For duodenal ulcers, it is especially important to suppress nocturnal acid production. Methods for reducing acid production include a variety of medications, each of which is effective, but differs in price, duration of treatment and ease of dosing. In addition, drugs with a mucosal protective effect may be prescribed. Gastroenterological Center

Diagnosis of gastric ulcer disease

Gastric perforation requires an accurate diagnosis, which can only be established based on a correctly collected anamnesis. To diagnose the disease, you must consult a specialist. Gastroenterologists and endoscopists deal with these types of problems.

It is very important to be examined promptly if you suspect that you have gastric perforation. Symptoms should never be ignored, as the advanced stage of the disease can lead to irreparable consequences. Absolutely every patient suspected of having this disease needs to contact an endoscopist and gastroenterologist, especially if there is a probable presence of a closed perforation. At the same time, studies do not show complete data for diagnosis, but they are necessary as part of preparation for surgery.
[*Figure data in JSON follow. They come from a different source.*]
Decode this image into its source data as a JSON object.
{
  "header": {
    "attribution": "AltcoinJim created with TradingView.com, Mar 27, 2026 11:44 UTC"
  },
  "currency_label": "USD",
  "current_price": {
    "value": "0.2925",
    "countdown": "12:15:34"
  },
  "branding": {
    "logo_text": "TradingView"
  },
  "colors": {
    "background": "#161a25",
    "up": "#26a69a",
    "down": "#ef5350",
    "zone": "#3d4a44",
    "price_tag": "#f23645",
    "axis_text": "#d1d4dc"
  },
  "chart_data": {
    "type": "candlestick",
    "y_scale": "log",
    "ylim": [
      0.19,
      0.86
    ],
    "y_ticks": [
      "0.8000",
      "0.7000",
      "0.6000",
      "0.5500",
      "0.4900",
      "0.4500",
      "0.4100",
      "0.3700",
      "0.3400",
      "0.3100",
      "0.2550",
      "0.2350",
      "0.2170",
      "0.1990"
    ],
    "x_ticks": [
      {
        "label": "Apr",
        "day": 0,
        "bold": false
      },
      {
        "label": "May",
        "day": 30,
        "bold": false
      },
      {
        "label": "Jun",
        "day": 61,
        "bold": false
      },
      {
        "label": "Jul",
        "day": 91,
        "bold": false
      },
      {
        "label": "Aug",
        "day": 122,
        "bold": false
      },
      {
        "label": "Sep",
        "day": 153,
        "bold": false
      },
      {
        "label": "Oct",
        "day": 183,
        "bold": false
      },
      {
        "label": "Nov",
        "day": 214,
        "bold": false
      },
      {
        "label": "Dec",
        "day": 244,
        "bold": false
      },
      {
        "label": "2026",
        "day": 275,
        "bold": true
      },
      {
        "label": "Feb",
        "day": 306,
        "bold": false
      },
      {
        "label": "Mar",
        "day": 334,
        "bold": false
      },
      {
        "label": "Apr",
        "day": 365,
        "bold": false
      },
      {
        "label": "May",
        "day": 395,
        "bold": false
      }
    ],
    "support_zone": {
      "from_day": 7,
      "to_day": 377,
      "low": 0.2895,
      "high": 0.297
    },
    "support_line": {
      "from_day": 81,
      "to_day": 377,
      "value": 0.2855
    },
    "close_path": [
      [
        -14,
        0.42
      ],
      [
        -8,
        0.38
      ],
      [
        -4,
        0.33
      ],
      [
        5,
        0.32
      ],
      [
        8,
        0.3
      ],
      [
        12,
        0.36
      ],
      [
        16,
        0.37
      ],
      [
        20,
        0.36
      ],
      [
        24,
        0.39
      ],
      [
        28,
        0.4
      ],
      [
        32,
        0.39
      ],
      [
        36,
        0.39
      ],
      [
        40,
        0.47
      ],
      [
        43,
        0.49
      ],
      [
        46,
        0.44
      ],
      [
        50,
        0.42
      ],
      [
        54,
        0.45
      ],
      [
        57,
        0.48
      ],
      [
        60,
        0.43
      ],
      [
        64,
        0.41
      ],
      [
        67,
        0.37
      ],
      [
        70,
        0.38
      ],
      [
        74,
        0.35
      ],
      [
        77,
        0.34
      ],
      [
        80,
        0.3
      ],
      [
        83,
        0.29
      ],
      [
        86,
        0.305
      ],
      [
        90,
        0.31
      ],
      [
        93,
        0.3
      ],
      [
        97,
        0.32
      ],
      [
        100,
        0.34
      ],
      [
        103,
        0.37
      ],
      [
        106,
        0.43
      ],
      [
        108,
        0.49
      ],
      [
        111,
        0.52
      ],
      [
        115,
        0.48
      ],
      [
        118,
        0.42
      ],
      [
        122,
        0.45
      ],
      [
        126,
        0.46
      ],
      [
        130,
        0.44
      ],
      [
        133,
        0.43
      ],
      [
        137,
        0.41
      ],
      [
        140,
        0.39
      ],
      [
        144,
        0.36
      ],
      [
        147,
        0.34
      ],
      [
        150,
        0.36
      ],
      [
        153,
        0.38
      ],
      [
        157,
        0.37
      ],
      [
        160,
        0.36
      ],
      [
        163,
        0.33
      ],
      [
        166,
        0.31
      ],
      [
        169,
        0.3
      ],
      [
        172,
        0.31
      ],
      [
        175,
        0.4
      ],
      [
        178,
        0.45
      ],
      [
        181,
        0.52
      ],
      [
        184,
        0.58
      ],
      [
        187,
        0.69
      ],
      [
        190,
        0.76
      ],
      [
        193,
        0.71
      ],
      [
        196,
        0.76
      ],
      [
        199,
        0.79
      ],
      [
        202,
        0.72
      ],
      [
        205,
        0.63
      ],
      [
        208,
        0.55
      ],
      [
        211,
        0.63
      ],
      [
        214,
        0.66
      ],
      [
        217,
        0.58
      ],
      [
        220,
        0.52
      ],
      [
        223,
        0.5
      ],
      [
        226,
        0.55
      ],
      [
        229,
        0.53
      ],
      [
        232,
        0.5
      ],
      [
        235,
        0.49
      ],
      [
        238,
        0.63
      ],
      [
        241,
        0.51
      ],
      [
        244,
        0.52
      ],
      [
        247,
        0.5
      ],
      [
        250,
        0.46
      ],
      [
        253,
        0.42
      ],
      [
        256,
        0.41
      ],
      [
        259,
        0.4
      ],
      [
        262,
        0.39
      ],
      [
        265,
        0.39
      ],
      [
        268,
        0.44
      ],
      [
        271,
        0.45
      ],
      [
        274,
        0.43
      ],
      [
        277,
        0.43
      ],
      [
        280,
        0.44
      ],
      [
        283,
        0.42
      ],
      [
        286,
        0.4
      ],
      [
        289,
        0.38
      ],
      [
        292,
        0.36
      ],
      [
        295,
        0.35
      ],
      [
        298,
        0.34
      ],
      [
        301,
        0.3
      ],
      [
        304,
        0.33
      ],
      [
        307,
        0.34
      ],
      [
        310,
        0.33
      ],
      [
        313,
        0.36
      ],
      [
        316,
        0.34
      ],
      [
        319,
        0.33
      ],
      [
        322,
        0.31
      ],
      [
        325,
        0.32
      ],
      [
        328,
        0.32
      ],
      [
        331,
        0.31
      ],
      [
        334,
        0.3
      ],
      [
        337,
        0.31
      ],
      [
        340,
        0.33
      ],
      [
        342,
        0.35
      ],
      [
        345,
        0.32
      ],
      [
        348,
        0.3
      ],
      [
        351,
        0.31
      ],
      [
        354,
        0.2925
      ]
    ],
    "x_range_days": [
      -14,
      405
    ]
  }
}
Gastric perforation is determined in the following ways:

  • Survey radiography.
  • Ultrasound of the abdominal cavity.
  • Esophagogastroduodenoscopy.
  • If the diagnosis is complicated and a covered perforation is suspected, laparoscopy is used.

Prevention and prognosis

During perforation, the prognosis is quite difficult, since late diagnosis of this condition sometimes leads to the death of the patient. Among young men, the fatal outcome is about 2-6% (taking into account the clinical picture, time of assistance provided and some other factors); among older people, this rate increases several times.

Prevention of the disease is secondary - it is necessary to promptly diagnose and treat those diseases that could bring the patient to this state.